Caveat:  You may wish to obtain advice as to whether the “bonus” depreciation is available for state income tax purposes.  Some states that previously followed federal depreciation rules will not conform to the bonus provision, because of revenue concerns.

Family Tax Breaks

Child Tax Credit Increase. The Act increases the child tax credit from $600 per child to $1,000 for 2003 and 2004.  The $400 per child increase in the credit for 2003 will be paid almost immediately.  In some cases, the $400 difference will be paid out this summer to qualifying families in the form of a rebate check.  After 2004, the child tax credit reverts back to the scheduled, gradual increase from the 2001 Act, which will be $700 for 2005, eventually reaching $1,000 in 2010, after which the increase expires.   The child tax credit begins to phase out when adjusted gross income reaches $110,000 for married couples and $75,000 for single taxpayers.

Marriage Penalty Relief.
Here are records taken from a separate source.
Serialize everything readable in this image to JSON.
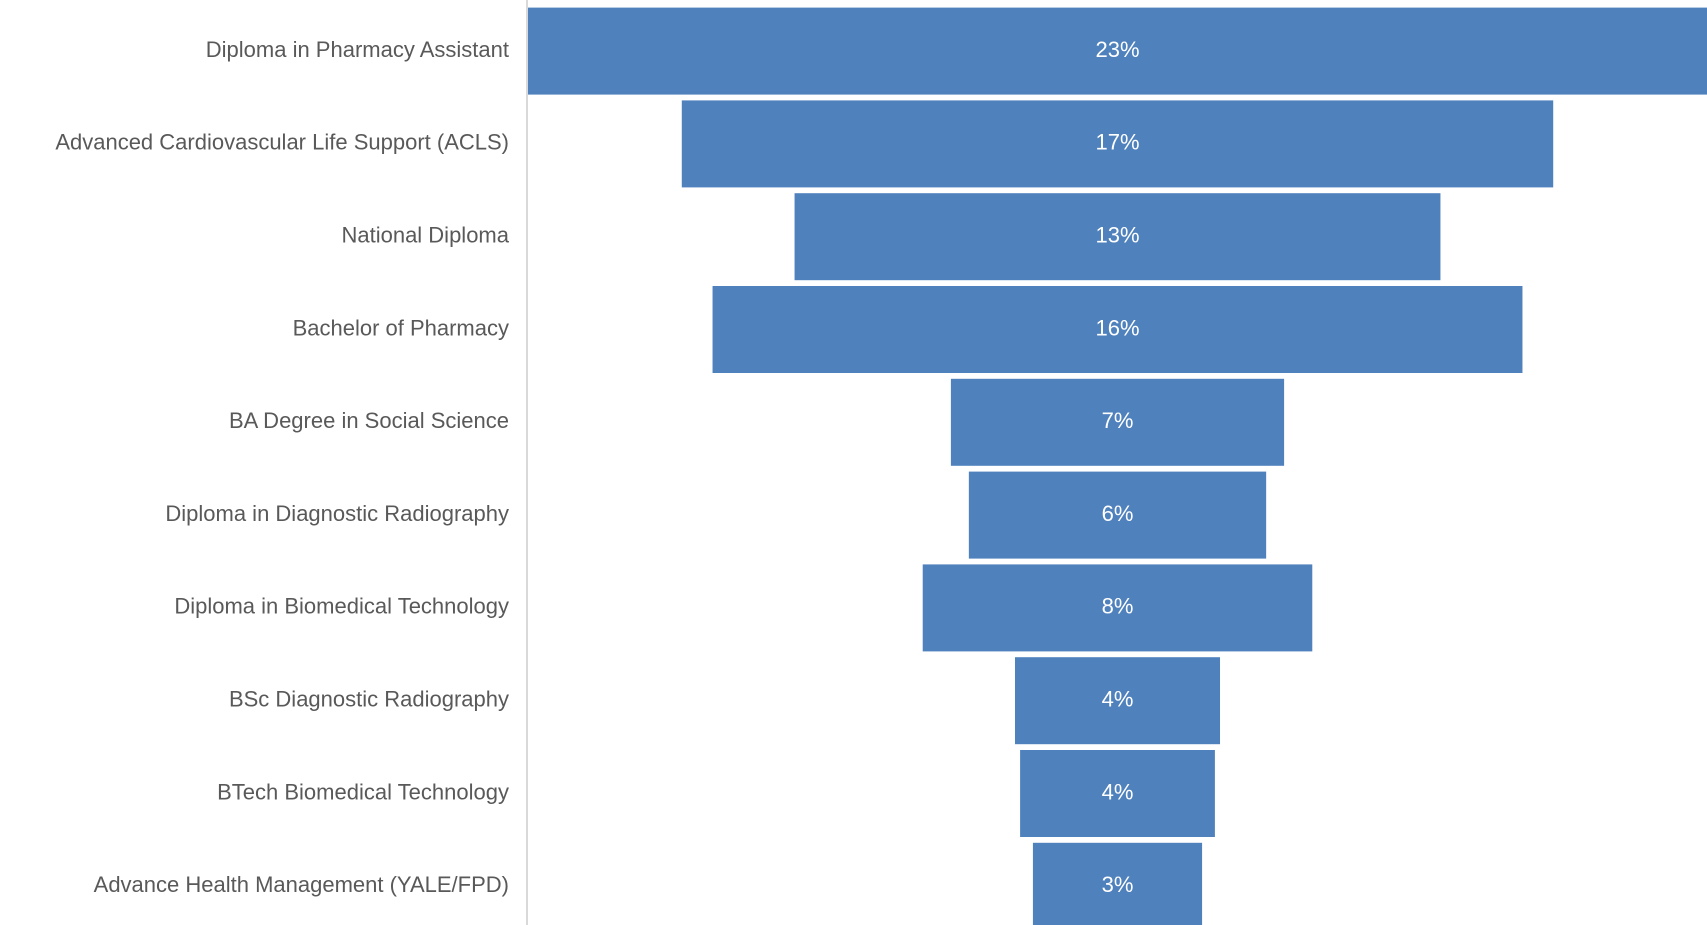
{
  "chart_data": {
    "type": "funnel",
    "categories": [
      "Diploma in Pharmacy Assistant",
      "Advanced Cardiovascular Life Support (ACLS)",
      "National Diploma",
      "Bachelor of Pharmacy",
      "BA Degree in Social Science",
      "Diploma in Diagnostic Radiography",
      "Diploma in Biomedical Technology",
      "BSc Diagnostic Radiography",
      "BTech Biomedical Technology",
      "Advance Health Management (YALE/FPD)"
    ],
    "values": [
      23,
      17,
      12.6,
      15.8,
      6.5,
      5.8,
      7.6,
      4,
      3.8,
      3.3
    ],
    "value_labels": [
      "23%",
      "17%",
      "13%",
      "16%",
      "7%",
      "6%",
      "8%",
      "4%",
      "4%",
      "3%"
    ],
    "color": "#4f81bd"
  }
}
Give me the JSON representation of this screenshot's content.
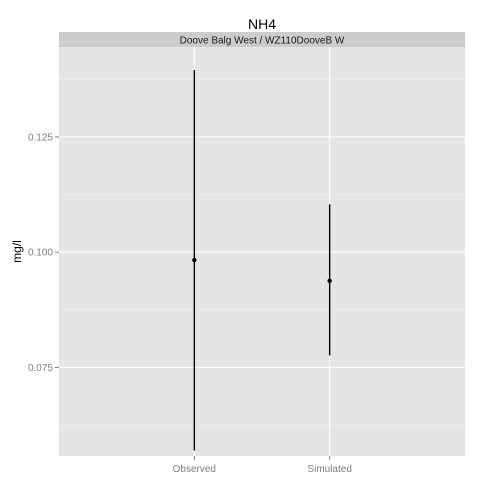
{
  "chart_data": {
    "type": "pointrange",
    "title": "NH4",
    "facet_label": "Doove Balg West / WZ110DooveB W",
    "ylabel": "mg/l",
    "xlabel": "",
    "categories": [
      "Observed",
      "Simulated"
    ],
    "series": [
      {
        "values": [
          {
            "category": "Observed",
            "mean": 0.0983,
            "low": 0.057,
            "high": 0.1395
          },
          {
            "category": "Simulated",
            "mean": 0.0938,
            "low": 0.0776,
            "high": 0.1104
          }
        ]
      }
    ],
    "yticks": [
      0.075,
      0.1,
      0.125
    ],
    "ytick_labels": [
      "0.075",
      "0.100",
      "0.125"
    ],
    "ylim": [
      0.0558,
      0.1445
    ],
    "grid": true,
    "colors": {
      "panel": "#e5e5e5",
      "strip": "#cccccc",
      "grid": "#ffffff",
      "mark": "#000000"
    }
  }
}
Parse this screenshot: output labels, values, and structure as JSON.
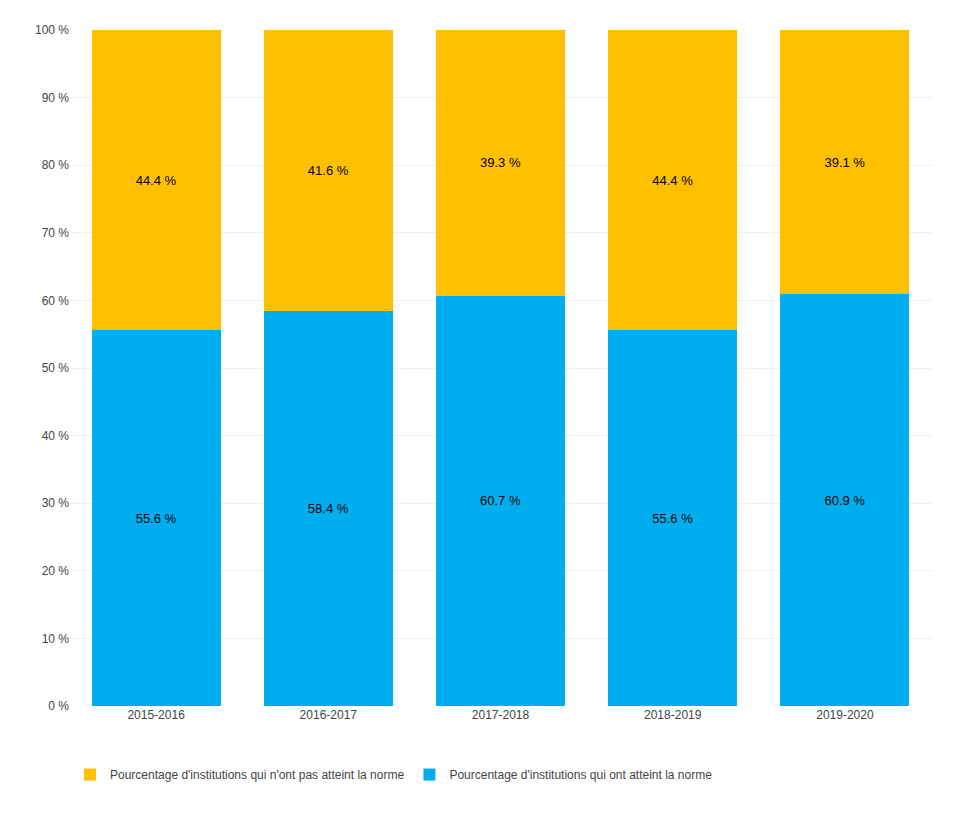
{
  "chart_data": {
    "type": "bar",
    "stacked": true,
    "categories": [
      "2015-2016",
      "2016-2017",
      "2017-2018",
      "2018-2019",
      "2019-2020"
    ],
    "series": [
      {
        "name": "Pourcentage d'institutions qui ont atteint la norme",
        "color": "#00AEEF",
        "values": [
          55.6,
          58.4,
          60.7,
          55.6,
          60.9
        ],
        "value_labels": [
          "55.6 %",
          "58.4 %",
          "60.7 %",
          "55.6 %",
          "60.9 %"
        ]
      },
      {
        "name": "Pourcentage d'institutions qui n'ont pas atteint la norme",
        "color": "#FFC000",
        "values": [
          44.4,
          41.6,
          39.3,
          44.4,
          39.1
        ],
        "value_labels": [
          "44.4 %",
          "41.6 %",
          "39.3 %",
          "44.4 %",
          "39.1 %"
        ]
      }
    ],
    "ylim": [
      0,
      100
    ],
    "yticks": [
      {
        "value": 0,
        "label": "0 %"
      },
      {
        "value": 10,
        "label": "10 %"
      },
      {
        "value": 20,
        "label": "20 %"
      },
      {
        "value": 30,
        "label": "30 %"
      },
      {
        "value": 40,
        "label": "40 %"
      },
      {
        "value": 50,
        "label": "50 %"
      },
      {
        "value": 60,
        "label": "60 %"
      },
      {
        "value": 70,
        "label": "70 %"
      },
      {
        "value": 80,
        "label": "80 %"
      },
      {
        "value": 90,
        "label": "90 %"
      },
      {
        "value": 100,
        "label": "100 %"
      }
    ],
    "grid": true,
    "legend": "bottom",
    "data_labels": true
  }
}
When both spouses work, the second income is usually taxed at a higher marginal rate than would apply if the couple was not married.  The Act provides some relief from this so-called “marriage penalty” in the form of a higher standard deduction for married couples filing jointly, and an expansion of the 15-percent tax bracket for married couples.  In 2003 and 2004, married couples may elect a standard deduction twice that available to single taxpayers, and may earn twice the income as a single taxpayer while remaining in the 15-percent bracket.  In 2005, this relief expires, and the prior law applies, unless a future Congress takes additional action.

No Changes to Estate and Gift Taxes

The 2003 Act does not affect the major changes in estate and gift taxes enacted in the 2001 Tax Act.  The 2001 Act reduces estate tax rates gradually, and increases the exemption amount for both gift and estate taxes through 2009. In 2010, the estate tax, but not the gift tax, is repealed.  In 2011, the estate and gift taxes revert to the pre-2001 tax rates and the $1-million exemption for each person, unless Congress enacts new legislation.

Caveat:  As is true of most tax law changes, it would require a small book to explain every detail of the 2003 Act.  Consequently, this article covers only the general rules and some of the most significant changes.  Before making any decision as to how the new law will apply to you, obtain advice that takes into account your overall tax situation as well as the applicable state and local taxes.